A new term of Aikido classes through the Department of Recreational Sports is underway. Aikido offers a path for personal growth and improvement that evolved from the training of the ancient Samurai warrior. Although it does not involve sparring or competition, Aikido is based in the fighting techniques of the Samurai.
Students will be taught basic techniques, including throws and pins, and how to fall safely. Loose workout clothing is recommended. Those interested are invited to attend classes, which meet 5-6 p.m. Tuesdays, Thursdays and Fridays in the Wrestling Room, Intramural Bldg. For more information, call Karen Clark, 668-0464.
The Fourth Annual Great Lakes Vision Research Conference will be held 9 a.m.-3 p.m. Oct. 17 at the Kellogg Eye Center. The keynote address at 10 a.m. will be delivered by Roderick McInnes, professor of pediatrics and molecular medical genetics, Hospital for Sick Children, Toronto, on "Molecular Insights into Mammalian Retinal Development and Degeneration." The registration deadline for the conference is Sept. 25. To register or for more information, contact Deb Eadie, 763-6903, or email@example.com.
U-M-Dearborn's College of Engineering and Computer Science has developed a bachelor's degree program in computer engineering in response to "requests from students, practicing engineers and industrial representatives," according to Malayappan Shridhar, chair of the Electrical and Computer Engineering Department. "This program emphasizes engineering applications of computers and digital systems and will enable students to acquire a broad knowledge in both software and hardware areas of computer systems." The new bachelor's degree program begins this fall. For more information, call (313) 593-5510, send e-mail to firstname.lastname@example.org, or visit the Web at www.engin.umd.umich.edu/ECE.
"An experience of colors," painting lessons for children, are being offered by Daryl Honor, art teacher and faculty chair of the Rudolf Steiner School of Ann Arbor, in conjunction with the exhibition: "Rudolf Steiner's Blackboard Drawings, Knowledge of Higher Worlds," at the Slusser Gallery. The lessons are in Room 2043 of the Art and Architecture Bldg., 9-10:30 a.m. for children ages 5-7 years and 11 a.m.-12:30 p.m. for children ages 8-10 years. The cost per lesson is $10 and pre-registration is required. For more information, call Daryl Honor, 449-2963
The Kelsey Museum of Archaeology has established an outreach fund in memory of Vivette Bursley, long-time member of the Kelsey Museum associates and a participant in the first Kelsey docent class. The endowment will be used to support various outreach and docent programs at the Museum. Donations to the fund may be sent to the Kelsey Museum, 434 State St., Ann Arbor, MI 48109. For more information, call 764-9304.
The Japanese School of Detroit, Detroit Ringo Kai, Outreach Program is looking for fellows for its Japanese Saturday School. Only U-M graduate students with native-level Japanese language ability will be considered for the program. Experience teaching in any setting and/or experience with the educational system in Japan is desired. A meeting with the principal of the school will be held in October. Fellowships will be determined at a later date. For more information or to register, contact Lori L. Coleman, Center for Japanese Studies, Suite 3603, 1080 S. University 1290, or send e-mail to email@example.com.
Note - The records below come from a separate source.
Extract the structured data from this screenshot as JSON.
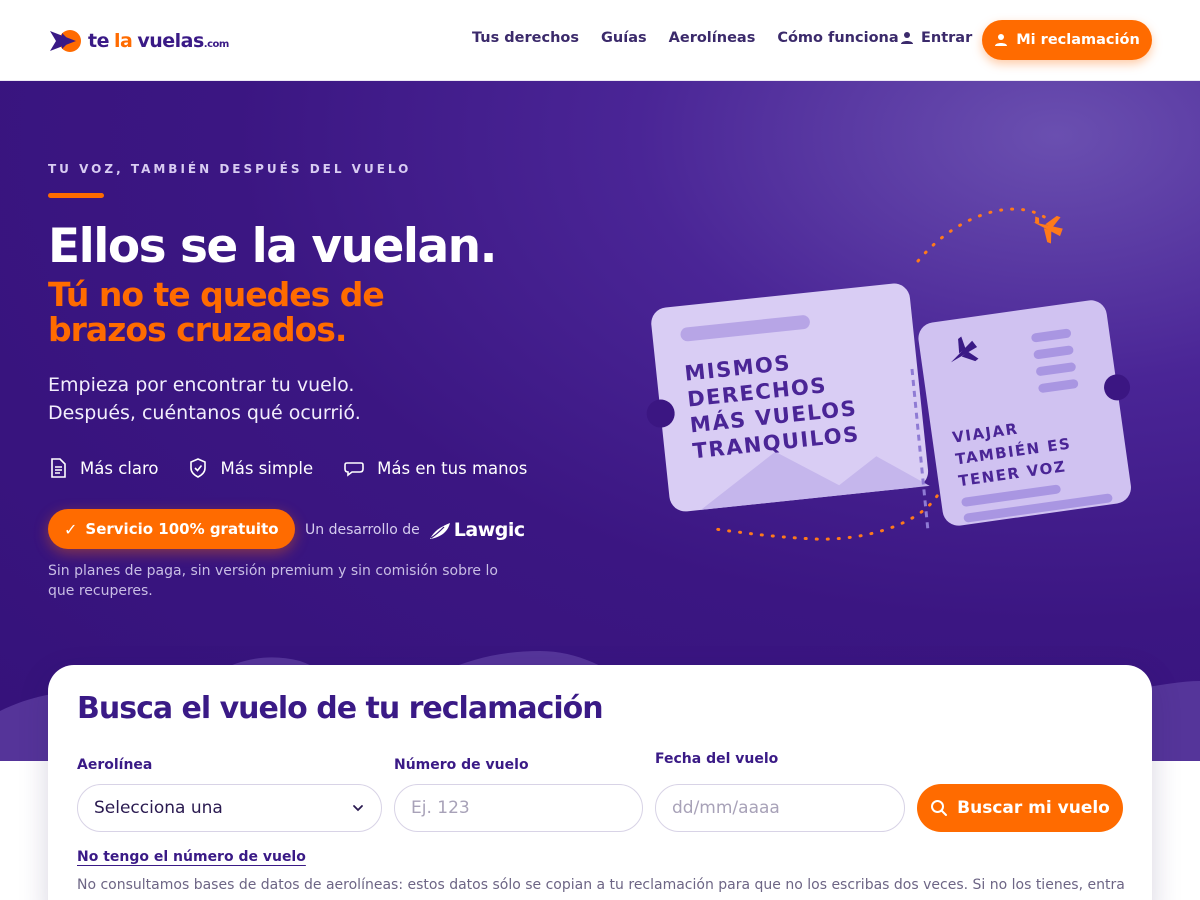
{
  "header": {
    "logo": {
      "part1": "te",
      "part2": "la",
      "part3": "vuelas",
      "domain": ".com"
    },
    "nav": [
      "Tus derechos",
      "Guías",
      "Aerolíneas",
      "Cómo funciona"
    ],
    "login_label": "Entrar",
    "claim_button": "Mi reclamación"
  },
  "hero": {
    "kicker": "TU VOZ, TAMBIÉN DESPUÉS DEL VUELO",
    "title": "Ellos se la vuelan.",
    "subtitle": "Tú no te quedes de brazos cruzados.",
    "lead_line1": "Empieza por encontrar tu vuelo.",
    "lead_line2": "Después, cuéntanos qué ocurrió.",
    "features": [
      {
        "icon": "document-icon",
        "label": "Más claro"
      },
      {
        "icon": "shield-check-icon",
        "label": "Más simple"
      },
      {
        "icon": "chat-bubble-icon",
        "label": "Más en tus manos"
      }
    ],
    "free_badge": "Servicio 100% gratuito",
    "developed_by": "Un desarrollo de",
    "developer_name": "Lawgic",
    "note": "Sin planes de paga, sin versión premium y sin comisión sobre lo que recuperes.",
    "ticket_left": [
      "MISMOS",
      "DERECHOS",
      "MÁS VUELOS",
      "TRANQUILOS"
    ],
    "ticket_right": [
      "VIAJAR",
      "TAMBIÉN ES",
      "TENER VOZ"
    ]
  },
  "search": {
    "title": "Busca el vuelo de tu reclamación",
    "airline_label": "Aerolínea",
    "airline_value": "Selecciona una",
    "flight_label": "Número de vuelo",
    "flight_placeholder": "Ej. 123",
    "date_label": "Fecha del vuelo",
    "date_placeholder": "dd/mm/aaaa",
    "button": "Buscar mi vuelo",
    "no_number_link": "No tengo el número de vuelo",
    "disclaimer": "No consultamos bases de datos de aerolíneas: estos datos sólo se copian a tu reclamación para que no los escribas dos veces. Si no los tienes, entra"
  },
  "colors": {
    "brand_orange": "#ff6b00",
    "brand_purple": "#3a1a86",
    "hero_bg": "#3b1682"
  }
}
The Information Technology Communication Services (ITCom) unit of the Information Technology Division has a new Web site at www.itcom.itd.umich.edu/. The goal of this site is to provide a place where U-M faculty, staff and students can easily find useful and easily understood information to help with telephone, data network and video solutions. "We have made the site as user-friendly as we could," says Bruce Spiher, ITCom Web team leader. "We plan to keep making it better and we hope users of the site will let us know if they were able to easily find what they were looking for."